Di belahan bumi ini siapa yang tak memakai barang produksi Jepang? Siapa yang tak menggunakan barang otomotif buatan Jepang?
Bahkan mayoritas kendaraan PBB adalah Toyota. Sehingga walau Jepang tidak mempunyai banyak Sumber Daya Alam yang bisa di Eksplorasi untuk dijadikan duit, mereka nggak pusing.
Mereka asyik melakukan riset untuk memproduksi barang-barang yang akan memudahkan hidup manusia. Mereka membangun dengan segenap kedisiplinan yang tinggi.
Beda Jepang, tentu jauh beda dengan Brunei. Kalau Brunei memberi segudang kemudahan warganya dengan segala subsidi, maka Jepang akan sangat mengapresiasi warganya yang bisa memberi kontribusi. Memberi upah tinggi pada pekerja yang berkualitas.
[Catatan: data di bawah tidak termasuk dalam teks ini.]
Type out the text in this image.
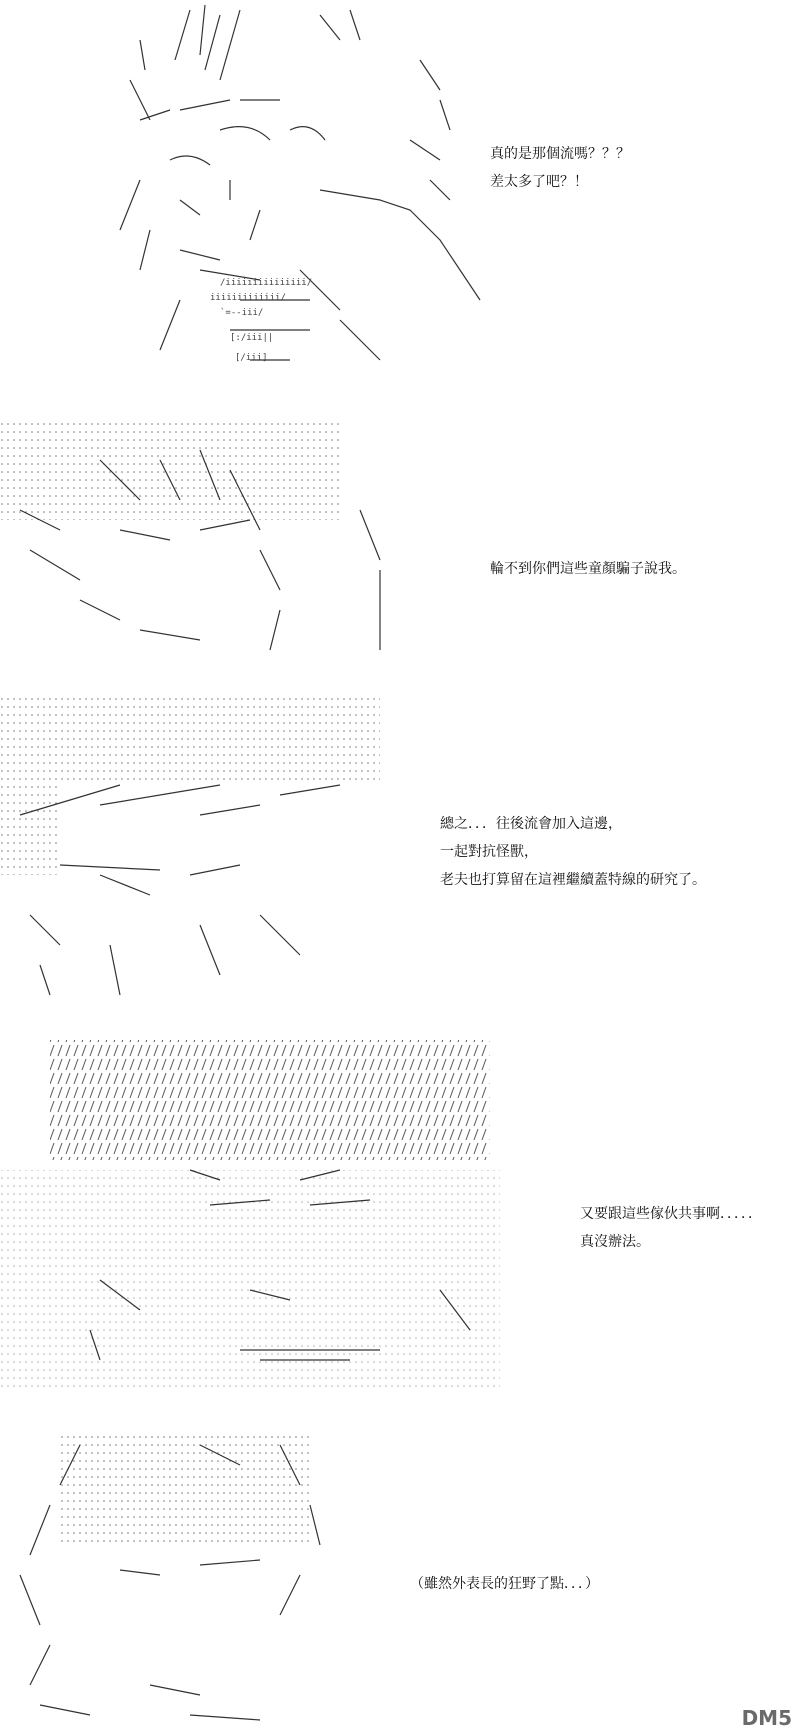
/iiiiiiiiiiiiiii/
iiiiiiiiiiiii/
`=--iii/
[:/iii||
[/iii]
真的是那個流嗎？？？
差太多了吧？！
輪不到你們這些童顏騙子說我。
總之．．．往後流會加入這邊，
一起對抗怪獸，
老夫也打算留在這裡繼續蓋特線的研究了。
又要跟這些傢伙共事啊．．．．．
真沒辦法。
（雖然外表長的狂野了點．．．）
DM5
Dengan begitu warga Jepang tahu artinya gimana harus hidup, kerja cerdas dan keras. Karena hanya itulah yang akan bisa menjamin kelangsungan hidup mereka dengan layak.
Tanpa itu, siap-siap menjadi tuna wisma alias gelandangan bin gembel. Karena harga properti sangat mahal di Jepang. Wajar, mengingat penduduk Jepang yang lumayan padat dengan besaran area yang tak begitu luas, serta biaya hidup yang mahal.
Warga Jepang tak kenal istilah santai. Karena itu bukan budaya mereka. Karena faktor tuntutan hidup. Karena mereka sadar bahwa tak bisa menyandarkan kehidupan pada subsidi pemerintah semata.
Mereka sadar betul, bahwa mereka tak punya banyak sumber daya alam yang cukup banyak untuk bisa menopang berdirinya satu negara yang makmur.
Apa jepang tak pernah reses?
Tentu saja pernah. Tiap negara pasti pernah mengalami resesi. Tapi beda cara menyikapinya. Jepang lebih tangguh dalam menyelesaikan krisis. Jepang tak melankolis, tak cengeng.
Kenapa?
Karena mereka punya kualitas sumber daya manusia yang hebat dan mumpuni untuk bisa diajak menyelesaikan krisis bersama.
Walau misalnya sama-sama didera krisis, antara Jepang dan Brunai tetap beda. Sama-sama kurang duit, beda cara penyelesaian.
Satunya tegar dengan lebih bekerja keras, satunya meratapi nasib.